M. Rajoy a rencontré à La Valette le Premier ministre de la République de Malte et président tournant du Conseil de l'Union européenne, Joseph Muscat, pour discuter du départ du Royaume-Uni de l'UE, entre autres questions.

Lors de la conférence de presse conjointe donnée par les deux dirigeants à l'issue de leur rencontre, Mariano Rajoy a évoqué l'annonce officielle du gouvernement britannique de son intention de se retirer de l'Union européenne en vertu de l'article 50 du traité sur l'Union européenne. « Je respecte cette décision, mais je la regrette profondément. Je ne pense pas qu'elle soit bénéfique pour le Royaume-Uni en particulier, mais je ne pense pas non plus qu'elle soit bénéfique pour l'UE dans son ensemble », a-t-il déclaré.

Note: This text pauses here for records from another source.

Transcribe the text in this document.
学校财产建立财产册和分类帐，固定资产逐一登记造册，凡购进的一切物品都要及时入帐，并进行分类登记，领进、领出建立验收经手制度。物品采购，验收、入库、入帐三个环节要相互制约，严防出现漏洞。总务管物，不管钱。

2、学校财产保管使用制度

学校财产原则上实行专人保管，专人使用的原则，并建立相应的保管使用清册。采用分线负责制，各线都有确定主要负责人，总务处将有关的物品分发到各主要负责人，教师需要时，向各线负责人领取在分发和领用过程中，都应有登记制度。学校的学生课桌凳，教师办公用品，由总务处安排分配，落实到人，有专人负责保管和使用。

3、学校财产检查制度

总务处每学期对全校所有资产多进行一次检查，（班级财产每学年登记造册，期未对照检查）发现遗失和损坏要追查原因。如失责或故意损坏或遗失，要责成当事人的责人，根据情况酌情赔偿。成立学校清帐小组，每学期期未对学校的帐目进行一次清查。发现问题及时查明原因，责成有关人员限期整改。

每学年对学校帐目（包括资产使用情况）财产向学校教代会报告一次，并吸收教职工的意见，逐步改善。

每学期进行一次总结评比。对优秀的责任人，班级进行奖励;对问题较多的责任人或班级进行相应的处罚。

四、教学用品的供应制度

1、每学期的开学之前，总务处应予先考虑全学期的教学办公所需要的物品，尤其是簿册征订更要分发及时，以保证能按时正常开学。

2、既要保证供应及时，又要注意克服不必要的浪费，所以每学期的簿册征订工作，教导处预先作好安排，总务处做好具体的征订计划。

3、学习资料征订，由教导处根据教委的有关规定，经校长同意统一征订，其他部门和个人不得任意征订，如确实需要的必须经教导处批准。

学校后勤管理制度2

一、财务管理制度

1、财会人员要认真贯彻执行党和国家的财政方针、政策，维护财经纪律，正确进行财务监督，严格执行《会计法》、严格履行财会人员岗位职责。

Rajoy prend une courte pause pendant la Conférence de Malte

Il a expliqué que le processus de négociation qui a débuté mercredi dernier doit se conclure dans un délai de deux ans, soit le 29 mars 2019. Le lendemain, les traités de l'UE ne s'appliqueront plus au Royaume-Uni, à moins que tous les États membres ne décident à l'unanimité de prolonger les négociations.

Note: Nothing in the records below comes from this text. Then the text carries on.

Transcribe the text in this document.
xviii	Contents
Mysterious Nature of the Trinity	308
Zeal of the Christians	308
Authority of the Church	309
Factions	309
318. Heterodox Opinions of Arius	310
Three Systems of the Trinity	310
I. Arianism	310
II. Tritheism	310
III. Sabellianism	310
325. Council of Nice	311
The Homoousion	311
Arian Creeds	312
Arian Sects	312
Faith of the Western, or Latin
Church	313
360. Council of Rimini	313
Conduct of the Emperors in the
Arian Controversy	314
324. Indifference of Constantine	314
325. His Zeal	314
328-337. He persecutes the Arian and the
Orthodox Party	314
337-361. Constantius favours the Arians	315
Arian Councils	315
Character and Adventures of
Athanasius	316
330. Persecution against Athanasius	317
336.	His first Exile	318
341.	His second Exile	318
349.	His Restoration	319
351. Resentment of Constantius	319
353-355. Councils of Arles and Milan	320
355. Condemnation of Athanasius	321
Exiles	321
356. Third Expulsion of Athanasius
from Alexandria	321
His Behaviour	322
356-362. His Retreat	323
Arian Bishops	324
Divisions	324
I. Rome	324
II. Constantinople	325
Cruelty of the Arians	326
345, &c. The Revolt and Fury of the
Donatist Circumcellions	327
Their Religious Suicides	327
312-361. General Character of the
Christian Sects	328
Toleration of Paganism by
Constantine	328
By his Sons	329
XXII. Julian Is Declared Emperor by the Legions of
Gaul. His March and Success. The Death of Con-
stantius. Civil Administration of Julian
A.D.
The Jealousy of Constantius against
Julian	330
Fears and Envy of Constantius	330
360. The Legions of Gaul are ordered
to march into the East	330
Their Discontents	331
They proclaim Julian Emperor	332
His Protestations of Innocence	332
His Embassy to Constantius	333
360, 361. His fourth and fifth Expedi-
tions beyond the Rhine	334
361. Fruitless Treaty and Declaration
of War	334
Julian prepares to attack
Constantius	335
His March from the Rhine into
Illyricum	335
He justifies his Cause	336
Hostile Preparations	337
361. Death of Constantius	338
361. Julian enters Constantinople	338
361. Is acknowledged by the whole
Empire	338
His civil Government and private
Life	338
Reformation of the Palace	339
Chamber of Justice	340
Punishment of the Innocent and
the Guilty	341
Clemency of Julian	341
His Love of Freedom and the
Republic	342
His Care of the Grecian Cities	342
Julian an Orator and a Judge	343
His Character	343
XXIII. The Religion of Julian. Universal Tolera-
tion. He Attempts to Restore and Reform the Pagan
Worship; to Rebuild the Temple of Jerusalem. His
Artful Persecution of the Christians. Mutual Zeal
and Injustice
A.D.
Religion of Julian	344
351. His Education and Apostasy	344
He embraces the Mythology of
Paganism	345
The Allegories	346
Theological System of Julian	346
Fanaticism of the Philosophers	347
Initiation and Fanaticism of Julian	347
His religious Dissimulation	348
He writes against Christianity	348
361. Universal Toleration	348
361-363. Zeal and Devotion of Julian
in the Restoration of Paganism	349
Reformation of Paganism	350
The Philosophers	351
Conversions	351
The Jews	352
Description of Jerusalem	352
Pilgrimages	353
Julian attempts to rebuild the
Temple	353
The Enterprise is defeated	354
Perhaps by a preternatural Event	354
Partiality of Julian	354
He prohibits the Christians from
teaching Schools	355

Mariano Rajoy a souligné que « le gouvernement espagnol et toutes les autres institutions européennes sont prêts à mener ces négociations ». À cet égard, il a rappelé qu'une commission interministérielle a été créée, qu'elle travaille depuis un certain temps et qu'elle s'est réunie mercredi matin pour étudier le document présenté par le Royaume-Uni.

Il a également adressé un message de « calme, de confiance et de sérénité à tous les citoyens espagnols résidant au Royaume-Uni, ainsi qu’aux citoyens britanniques résidant en Espagne », ainsi qu’aux entreprises espagnoles qui investissent ou commercent au Royaume-Uni et aux entreprises britanniques qui font de même en Espagne.

Le Premier ministre a déclaré que sa plus grande priorité lors des négociations sera de « minimiser l’incertitude créée par la décision du Royaume-Uni pour nos citoyens, nos entreprises et nos États membres ».

Mariano Rajoy a réaffirmé que le gouvernement espagnol défendrait ses intérêts lors de ces négociations. « Nous souhaitons un accord équilibré, mais nous souhaitons aussi – et nous l'avons dit à Rome – que les 27 États membres continuent de progresser dans le processus d'intégration européenne, qui a sans conteste été l'une des opérations politiques les plus importantes menées sur notre continent depuis des siècles. »

Il a également déclaré que l'Espagne travaillerait en étroite collaboration avec Michel Barnier, négociateur en chef de l'Union européenne pour le Brexit. « Nous maintiendrons l'unité des 27 pendant les négociations », a-t-il ajouté.

Le président du gouvernement a également déclaré qu’il souhaitait « maintenir les relations les plus étroites, les plus bénéfiques et les plus fructueuses possibles entre l’Espagne et le Royaume-Uni dans le meilleur intérêt de tous les citoyens ».